Many of us are living our lives and careers as if they are on hold. We are waiting for life to return to normal, and this waiting is taking a toll unlike any other we’ve experienced. We’re waiting to experience life again. Of course, we’re all doing what demands our attention and checking off the box in front of us, but we’re doing it with our breath held and hoping to live again when some ambiguous marker occurs and says OKAY – GO.
The Waiting Game
This waiting game is leaching our lives. We keep thinking that this shouldn’t be happening, and the more we think about what shouldn’t be, the less we see what is happening. I am not making a case for some sort of sappy, happy-go-lucky, smile anyway, kind of approach. What I am making the case for is being present for what is happening, no matter how you feel about it. Presence is simply noticing and bringing your mind to what is happening now. The richness in this historic time is living through it. The richness is in knowing how we get to the other side and being one of the few who understands how we get from this moment to a future moment.

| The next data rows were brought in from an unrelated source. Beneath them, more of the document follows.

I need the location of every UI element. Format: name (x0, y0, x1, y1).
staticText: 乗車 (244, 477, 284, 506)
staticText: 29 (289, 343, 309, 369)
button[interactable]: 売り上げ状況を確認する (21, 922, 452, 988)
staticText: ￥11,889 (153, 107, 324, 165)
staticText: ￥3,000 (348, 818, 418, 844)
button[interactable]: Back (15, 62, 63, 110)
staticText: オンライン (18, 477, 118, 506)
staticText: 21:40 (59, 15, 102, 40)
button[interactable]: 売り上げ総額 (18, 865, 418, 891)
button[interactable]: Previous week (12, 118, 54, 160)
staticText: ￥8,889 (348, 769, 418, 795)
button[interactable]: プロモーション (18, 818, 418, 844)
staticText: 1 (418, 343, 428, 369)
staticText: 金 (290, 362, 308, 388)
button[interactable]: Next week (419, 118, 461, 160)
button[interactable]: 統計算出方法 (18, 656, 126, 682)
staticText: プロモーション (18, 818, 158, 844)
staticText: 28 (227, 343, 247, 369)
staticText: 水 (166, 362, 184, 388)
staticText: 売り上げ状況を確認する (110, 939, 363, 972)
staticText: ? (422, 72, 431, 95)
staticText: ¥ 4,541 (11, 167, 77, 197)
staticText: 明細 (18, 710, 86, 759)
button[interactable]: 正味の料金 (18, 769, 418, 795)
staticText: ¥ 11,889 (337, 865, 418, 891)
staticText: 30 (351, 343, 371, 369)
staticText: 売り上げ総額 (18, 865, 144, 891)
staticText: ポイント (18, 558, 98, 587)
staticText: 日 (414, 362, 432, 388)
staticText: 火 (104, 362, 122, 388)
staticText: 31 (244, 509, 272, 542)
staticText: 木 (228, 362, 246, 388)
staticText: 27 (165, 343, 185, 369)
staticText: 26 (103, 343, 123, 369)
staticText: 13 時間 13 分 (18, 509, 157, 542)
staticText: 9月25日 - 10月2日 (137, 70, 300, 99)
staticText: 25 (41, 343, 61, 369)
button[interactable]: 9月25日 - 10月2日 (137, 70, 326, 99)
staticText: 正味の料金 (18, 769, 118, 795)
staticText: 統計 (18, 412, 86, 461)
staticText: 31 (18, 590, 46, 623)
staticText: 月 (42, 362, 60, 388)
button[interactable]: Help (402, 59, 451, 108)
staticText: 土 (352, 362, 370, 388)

The richness is that you get to live your whole life, instead of being in a mental holding pattern waiting for life to start. So what if it is horrible right now? So what if it is wonderful? That is part of the tapestry of your story, and the more you are present for it, the more of the story you begin to appreciate because it is all interwoven.
Becoming Present
As your sense of appreciation expands, you will begin to notice what you truly are enjoying, what it is that you actually are grateful for. You begin to see that gratitude cannot and should never be an obligation, but instead it is a realization of what brings you a feeling of full connection. It feels rich, deep and brings warmth to your soul. We often shame ourselves by noting that we should feel more grateful for our jobs, our families, our health, etc. Real gratitude cannot be experienced as an obligation. As you become present in what is actually happening, you shift to seeing the full scope, which includes the hard parts, but also includes the beautiful parts. You start to see it all in real time. Your presence not only shifts you, but shifts your team and your leaders. You see more and can affect more.
Before the pandemic, many of us were looking for change. We were looking to make life less hectic, to finagle a working-from-home deal or to spend more time with our families. And here it sits, but it seems to not have come in the package we were hoping to receive. It seems to have arrived all wrong, backward and damaged. It sometimes looks like a cruel joke of our expectation or hope. Again, we keep waiting for something to change and make it right. We find ourselves saying, “I wanted this, but not like this.”
Again, it is time to bring our presence to it. To find the appreciation in it, not by “sucking it up,” but by sifting through the rubble and finding the gems that do ignite gratitude. It might not seem like much, but staying present with all of it means you will see beauty too. No need to wait, just look at what works and doesn’t work now. That’s all it takes to start living again and release the holding pattern. You’ll shift and change. You’ll keep what works and shape a new day, but first you’ll just be in this one.